The album was put together over time - some stuff was laid down as long ago as December 2002 despite the album only seeming to go out on full release in 2006. Yet it all sounds amazingly coherent and not thrown together at all and that's something the producers (from within the band) should be congratulated on.
As to the music it's par for the course with lots of atmospherics and nicely textured guitar parts that are kept on a tight leash. One of the male vocalists does the gruff growling thing which is thankfully used sparingly and the ladies have pleasant if unspectacular voice and there isn't an opera diva in sight!
All up however this is poor stuff for the genre. Some bands have an X-factor that even when their not on song they put forth product that's still appealing on certain levels. Satyrian aren't so blessed. Some of the atmospherics are foced, they don't edit their songs well so even some that work have passages that would of been better used as the basis for another song. The use of four vocalists causes an issue because there isn't a central focus. This wholt thing has been lovingly put together right down to the quality bookley and band linch pin Jan Yrlund is obviously a multi talented bloke but this just doesn't hit the spot anywhere near enough to find an audience in what is an overcrowded general as of it's time of release.

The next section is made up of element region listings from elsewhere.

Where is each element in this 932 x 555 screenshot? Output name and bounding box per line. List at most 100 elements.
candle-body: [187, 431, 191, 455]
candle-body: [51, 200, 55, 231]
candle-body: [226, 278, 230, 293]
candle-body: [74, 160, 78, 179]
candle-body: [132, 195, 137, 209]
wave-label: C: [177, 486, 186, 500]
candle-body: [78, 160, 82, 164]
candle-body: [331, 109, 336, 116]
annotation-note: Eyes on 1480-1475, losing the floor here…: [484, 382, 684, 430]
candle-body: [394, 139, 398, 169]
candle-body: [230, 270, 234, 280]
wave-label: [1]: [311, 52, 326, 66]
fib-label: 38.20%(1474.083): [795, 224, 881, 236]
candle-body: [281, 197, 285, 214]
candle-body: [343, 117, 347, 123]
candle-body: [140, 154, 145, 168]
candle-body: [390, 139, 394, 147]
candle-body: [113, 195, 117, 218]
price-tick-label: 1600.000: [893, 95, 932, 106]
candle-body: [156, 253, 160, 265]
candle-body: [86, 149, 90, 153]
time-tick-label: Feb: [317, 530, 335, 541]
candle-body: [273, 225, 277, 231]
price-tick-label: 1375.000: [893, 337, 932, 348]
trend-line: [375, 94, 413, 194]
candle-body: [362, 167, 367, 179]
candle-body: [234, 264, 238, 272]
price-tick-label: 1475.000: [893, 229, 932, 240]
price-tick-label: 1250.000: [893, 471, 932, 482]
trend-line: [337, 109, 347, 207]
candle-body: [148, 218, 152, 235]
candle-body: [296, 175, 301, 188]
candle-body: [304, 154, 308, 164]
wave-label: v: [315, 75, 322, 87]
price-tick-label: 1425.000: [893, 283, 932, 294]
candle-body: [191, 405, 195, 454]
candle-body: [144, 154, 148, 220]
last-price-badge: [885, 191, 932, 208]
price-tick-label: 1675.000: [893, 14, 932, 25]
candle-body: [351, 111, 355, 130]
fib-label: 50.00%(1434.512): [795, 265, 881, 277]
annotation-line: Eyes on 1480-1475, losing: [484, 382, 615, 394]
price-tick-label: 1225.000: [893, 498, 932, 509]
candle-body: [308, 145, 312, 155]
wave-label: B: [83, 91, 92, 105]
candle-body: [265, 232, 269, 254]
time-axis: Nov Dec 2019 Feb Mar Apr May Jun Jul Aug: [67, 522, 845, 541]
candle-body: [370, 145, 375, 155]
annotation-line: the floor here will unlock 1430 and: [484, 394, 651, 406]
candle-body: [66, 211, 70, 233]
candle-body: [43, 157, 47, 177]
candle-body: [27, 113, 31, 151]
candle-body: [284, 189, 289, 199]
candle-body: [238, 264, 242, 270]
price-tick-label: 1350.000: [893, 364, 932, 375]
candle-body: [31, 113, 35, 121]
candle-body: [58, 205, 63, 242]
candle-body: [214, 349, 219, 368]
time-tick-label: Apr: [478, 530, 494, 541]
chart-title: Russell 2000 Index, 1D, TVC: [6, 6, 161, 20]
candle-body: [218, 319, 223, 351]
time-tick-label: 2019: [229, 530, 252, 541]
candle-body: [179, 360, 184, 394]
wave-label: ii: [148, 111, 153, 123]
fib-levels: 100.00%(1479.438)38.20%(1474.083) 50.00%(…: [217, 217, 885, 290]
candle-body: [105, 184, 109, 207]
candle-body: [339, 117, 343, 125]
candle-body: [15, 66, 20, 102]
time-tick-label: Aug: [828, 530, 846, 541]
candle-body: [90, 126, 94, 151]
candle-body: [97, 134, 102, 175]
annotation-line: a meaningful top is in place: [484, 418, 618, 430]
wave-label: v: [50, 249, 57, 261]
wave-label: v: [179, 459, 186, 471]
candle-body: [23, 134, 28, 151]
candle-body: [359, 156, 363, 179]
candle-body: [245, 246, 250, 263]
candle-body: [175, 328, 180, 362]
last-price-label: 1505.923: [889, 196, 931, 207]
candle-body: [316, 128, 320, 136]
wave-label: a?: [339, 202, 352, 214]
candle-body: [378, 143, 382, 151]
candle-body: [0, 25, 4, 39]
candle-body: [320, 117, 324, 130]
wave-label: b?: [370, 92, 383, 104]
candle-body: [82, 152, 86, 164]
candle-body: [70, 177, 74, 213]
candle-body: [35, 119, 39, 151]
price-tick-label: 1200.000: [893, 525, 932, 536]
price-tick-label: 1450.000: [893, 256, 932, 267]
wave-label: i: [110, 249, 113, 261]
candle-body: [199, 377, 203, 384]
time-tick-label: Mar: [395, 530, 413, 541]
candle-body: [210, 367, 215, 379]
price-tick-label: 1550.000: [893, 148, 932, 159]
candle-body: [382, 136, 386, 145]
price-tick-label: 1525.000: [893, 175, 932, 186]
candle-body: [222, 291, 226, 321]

Satyrian remind me of Lunatica though not strictly speaking in a musical sense. Lunatice put out a couple of very middling albums then surprised everyone with the rather spot on 'The Edge of Infinity'. Satyrian has the elements in place - check out the title track and also Feel The Rush and some of the melodies in The Dark Gift and Sacred Lies. But on this album they haven't moulded those elements into shape enough.
A band whose future releases could be most interesting.